The Atkins Diet Plan Reviewed

From the time it first came out in 1972, a considerable number of people have overcome their problems with weight and heart ailments because of the Atkins Diet Plan. As presented by Dr. Atkins, the plan is equally effective in managing a number of illnesses such as cephalalgia, diabetes, apathetic metabolism, trouble to tolerate certain foods, hypersensitivity, and a lot more disorders. Even though the initial intention of following the Atkins Diet is often to lose weight fast, a lot of people with hypercholesterolemia, high blood pressure, blood sugar disorders, and polycystic ovarian syndrome have said that they felt more rejuvenated than ever before with just a week on an Atkins Diet.

Despite the fact that health specialists were advising foods low in fat and high in carbohydrates, the Atkins diet recommends that individuals who desire to achieve weight loss ought to do the contrary. The philosophy of the Atkins diet is that up to two thirds of calories ought to come from fat and people should eat meats and cheeses rather than breads, pastas, and even fruits and vegetables. Instead of carbohydrate and sugar, the Atkins Diet Plan highly recommends fat and protein. The diet specifically recommends animal proteins; so vegetarians will have a hard time following the diet.

Many diet and medical professionals have openly disapproved of Atkins’ principle on weight loss because they believe that eating limitless quantities of fat, in particular saturated fat encountered in meat products, can lead to elevated chance of heart disease.

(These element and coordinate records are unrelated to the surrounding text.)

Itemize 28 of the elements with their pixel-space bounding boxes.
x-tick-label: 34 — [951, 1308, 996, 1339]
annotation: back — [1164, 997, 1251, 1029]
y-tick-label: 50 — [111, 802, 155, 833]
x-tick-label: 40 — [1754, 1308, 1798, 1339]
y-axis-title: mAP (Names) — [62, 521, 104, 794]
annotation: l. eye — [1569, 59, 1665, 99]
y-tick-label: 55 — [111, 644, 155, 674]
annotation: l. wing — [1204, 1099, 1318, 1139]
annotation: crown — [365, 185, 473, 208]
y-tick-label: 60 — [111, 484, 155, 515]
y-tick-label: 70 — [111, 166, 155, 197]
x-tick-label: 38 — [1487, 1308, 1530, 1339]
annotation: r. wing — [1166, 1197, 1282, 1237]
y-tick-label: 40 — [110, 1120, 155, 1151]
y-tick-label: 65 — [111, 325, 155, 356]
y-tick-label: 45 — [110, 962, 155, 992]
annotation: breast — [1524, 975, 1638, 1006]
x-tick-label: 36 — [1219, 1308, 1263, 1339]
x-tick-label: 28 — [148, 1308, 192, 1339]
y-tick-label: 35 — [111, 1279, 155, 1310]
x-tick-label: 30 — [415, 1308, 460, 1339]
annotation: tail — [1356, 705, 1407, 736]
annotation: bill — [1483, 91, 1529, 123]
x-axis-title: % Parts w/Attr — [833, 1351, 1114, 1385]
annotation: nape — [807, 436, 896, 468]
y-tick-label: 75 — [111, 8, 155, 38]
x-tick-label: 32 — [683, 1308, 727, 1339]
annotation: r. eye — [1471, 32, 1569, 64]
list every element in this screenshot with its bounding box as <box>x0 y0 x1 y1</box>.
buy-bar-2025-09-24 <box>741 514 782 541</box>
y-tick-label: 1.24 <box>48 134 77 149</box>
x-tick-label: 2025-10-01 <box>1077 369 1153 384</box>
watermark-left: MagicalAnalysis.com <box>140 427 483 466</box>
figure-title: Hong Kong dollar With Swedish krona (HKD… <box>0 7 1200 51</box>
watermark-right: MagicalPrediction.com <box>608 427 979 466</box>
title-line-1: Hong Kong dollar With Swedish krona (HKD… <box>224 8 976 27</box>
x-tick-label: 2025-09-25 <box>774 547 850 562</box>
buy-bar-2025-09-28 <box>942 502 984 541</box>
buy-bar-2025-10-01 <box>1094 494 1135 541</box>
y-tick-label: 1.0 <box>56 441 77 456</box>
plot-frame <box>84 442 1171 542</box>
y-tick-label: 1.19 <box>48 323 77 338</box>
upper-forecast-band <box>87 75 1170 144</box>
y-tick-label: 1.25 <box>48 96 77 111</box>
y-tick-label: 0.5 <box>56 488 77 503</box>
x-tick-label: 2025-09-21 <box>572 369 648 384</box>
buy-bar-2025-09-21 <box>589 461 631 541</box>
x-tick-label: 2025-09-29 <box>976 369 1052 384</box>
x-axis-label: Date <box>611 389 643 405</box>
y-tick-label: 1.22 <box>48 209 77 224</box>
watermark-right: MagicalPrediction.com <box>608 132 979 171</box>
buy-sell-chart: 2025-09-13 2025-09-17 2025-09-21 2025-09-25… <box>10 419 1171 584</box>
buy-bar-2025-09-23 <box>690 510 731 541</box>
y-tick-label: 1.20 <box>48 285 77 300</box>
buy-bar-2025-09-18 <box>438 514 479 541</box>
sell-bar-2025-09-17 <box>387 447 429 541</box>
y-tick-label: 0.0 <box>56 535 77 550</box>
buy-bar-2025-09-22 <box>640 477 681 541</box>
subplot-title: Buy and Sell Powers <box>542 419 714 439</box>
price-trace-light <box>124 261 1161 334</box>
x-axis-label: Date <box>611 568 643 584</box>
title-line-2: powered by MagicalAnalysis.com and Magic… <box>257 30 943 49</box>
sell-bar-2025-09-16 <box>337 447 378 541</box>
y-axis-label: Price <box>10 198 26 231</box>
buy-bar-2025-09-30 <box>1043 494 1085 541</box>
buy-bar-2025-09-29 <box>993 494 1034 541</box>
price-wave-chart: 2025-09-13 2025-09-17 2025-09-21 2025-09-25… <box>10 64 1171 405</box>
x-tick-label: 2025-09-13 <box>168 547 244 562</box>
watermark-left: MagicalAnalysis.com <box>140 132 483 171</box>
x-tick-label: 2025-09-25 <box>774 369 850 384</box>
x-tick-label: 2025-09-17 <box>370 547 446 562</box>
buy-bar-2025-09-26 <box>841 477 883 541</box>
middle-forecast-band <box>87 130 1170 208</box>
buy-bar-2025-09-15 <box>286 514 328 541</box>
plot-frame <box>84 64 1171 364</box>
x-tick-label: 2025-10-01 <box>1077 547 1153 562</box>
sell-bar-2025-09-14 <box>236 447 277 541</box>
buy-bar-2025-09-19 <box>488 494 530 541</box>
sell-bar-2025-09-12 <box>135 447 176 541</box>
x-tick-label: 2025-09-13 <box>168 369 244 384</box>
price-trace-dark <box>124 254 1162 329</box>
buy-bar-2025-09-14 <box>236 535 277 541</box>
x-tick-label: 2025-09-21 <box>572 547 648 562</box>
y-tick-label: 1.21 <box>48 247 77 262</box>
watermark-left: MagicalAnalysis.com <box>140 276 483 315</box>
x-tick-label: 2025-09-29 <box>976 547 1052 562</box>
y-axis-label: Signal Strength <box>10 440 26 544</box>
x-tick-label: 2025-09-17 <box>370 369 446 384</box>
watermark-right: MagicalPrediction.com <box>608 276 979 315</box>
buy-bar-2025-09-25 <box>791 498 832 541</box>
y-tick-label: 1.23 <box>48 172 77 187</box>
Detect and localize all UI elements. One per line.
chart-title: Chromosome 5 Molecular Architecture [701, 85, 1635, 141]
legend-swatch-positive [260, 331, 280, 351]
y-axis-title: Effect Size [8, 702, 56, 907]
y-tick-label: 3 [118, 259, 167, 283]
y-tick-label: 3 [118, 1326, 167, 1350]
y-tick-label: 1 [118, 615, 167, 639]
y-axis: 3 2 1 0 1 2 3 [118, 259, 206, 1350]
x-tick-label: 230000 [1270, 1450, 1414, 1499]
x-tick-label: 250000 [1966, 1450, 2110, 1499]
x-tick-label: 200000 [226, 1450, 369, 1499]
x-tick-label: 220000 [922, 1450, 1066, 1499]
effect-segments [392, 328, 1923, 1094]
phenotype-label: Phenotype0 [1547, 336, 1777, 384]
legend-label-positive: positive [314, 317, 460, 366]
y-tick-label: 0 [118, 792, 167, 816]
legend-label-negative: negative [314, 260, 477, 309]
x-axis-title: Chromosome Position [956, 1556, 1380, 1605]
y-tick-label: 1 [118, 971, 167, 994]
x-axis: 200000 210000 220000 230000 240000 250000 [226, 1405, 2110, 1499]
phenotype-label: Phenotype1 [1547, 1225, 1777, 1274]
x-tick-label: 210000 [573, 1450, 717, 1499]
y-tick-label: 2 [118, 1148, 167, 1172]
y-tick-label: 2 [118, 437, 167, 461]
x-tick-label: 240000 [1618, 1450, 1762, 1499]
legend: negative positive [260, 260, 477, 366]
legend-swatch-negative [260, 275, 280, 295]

They also say that any diet that limits carbohydrates to cause the body to rely on its store of fat or muscle for energy is dangerous. When our body breaks down stored fat to supply energy, a by-product called ketones is formed. Ketones suppress appetite, but they also cause fatigue, nausea, and a potentially perilous fluid loss. Anyone who suffers with diabetes, heart, or kidney problems is advised to check with their physician before following a low carbohydrate diet.

Some unpleasant side effects of the Atkins plan include constipation due to a low-fiber diet, and bad breath.

A extensive study on people possessing good health informas us that we should consume more fruits, vegetables, and whole grains. Limiting these foods for the sake of losing weight can result in health issues in the long run.

However, in spite of the negative comments about it, Atkins has lead to favourable outcomes for a lot of people, and has led to not only a meaningful loss of weight but good health as well.

A lot of people feel in the beginning that the diet is quite difficult, as can be the necessity to undertake meaningful lifestyle changes to achieve excellent results with Atkins.

Published studies comparing the effectiveness of the Atkins diet versus a standard low-fat, low-calorie diet in 2 of the most reputable medical journals, The New England Journal of Medicine, and Annals of Internal Medicine. The results really were unexpected when they demonstrated that many cardiac problem signals got better in participants following the Atkins Diet Plan. There was a much larger decrease in serum triglyceride levels as compared to the low fat group, and a greater increase in serum HDL which is known as good cholesterol than the low-fat group. The 2 groups were observed to have the roughtly the same decrease in bad cholesterol and total cholesterol levels. Furthermore, after a year, the two classes realized the same levels of weight reduction.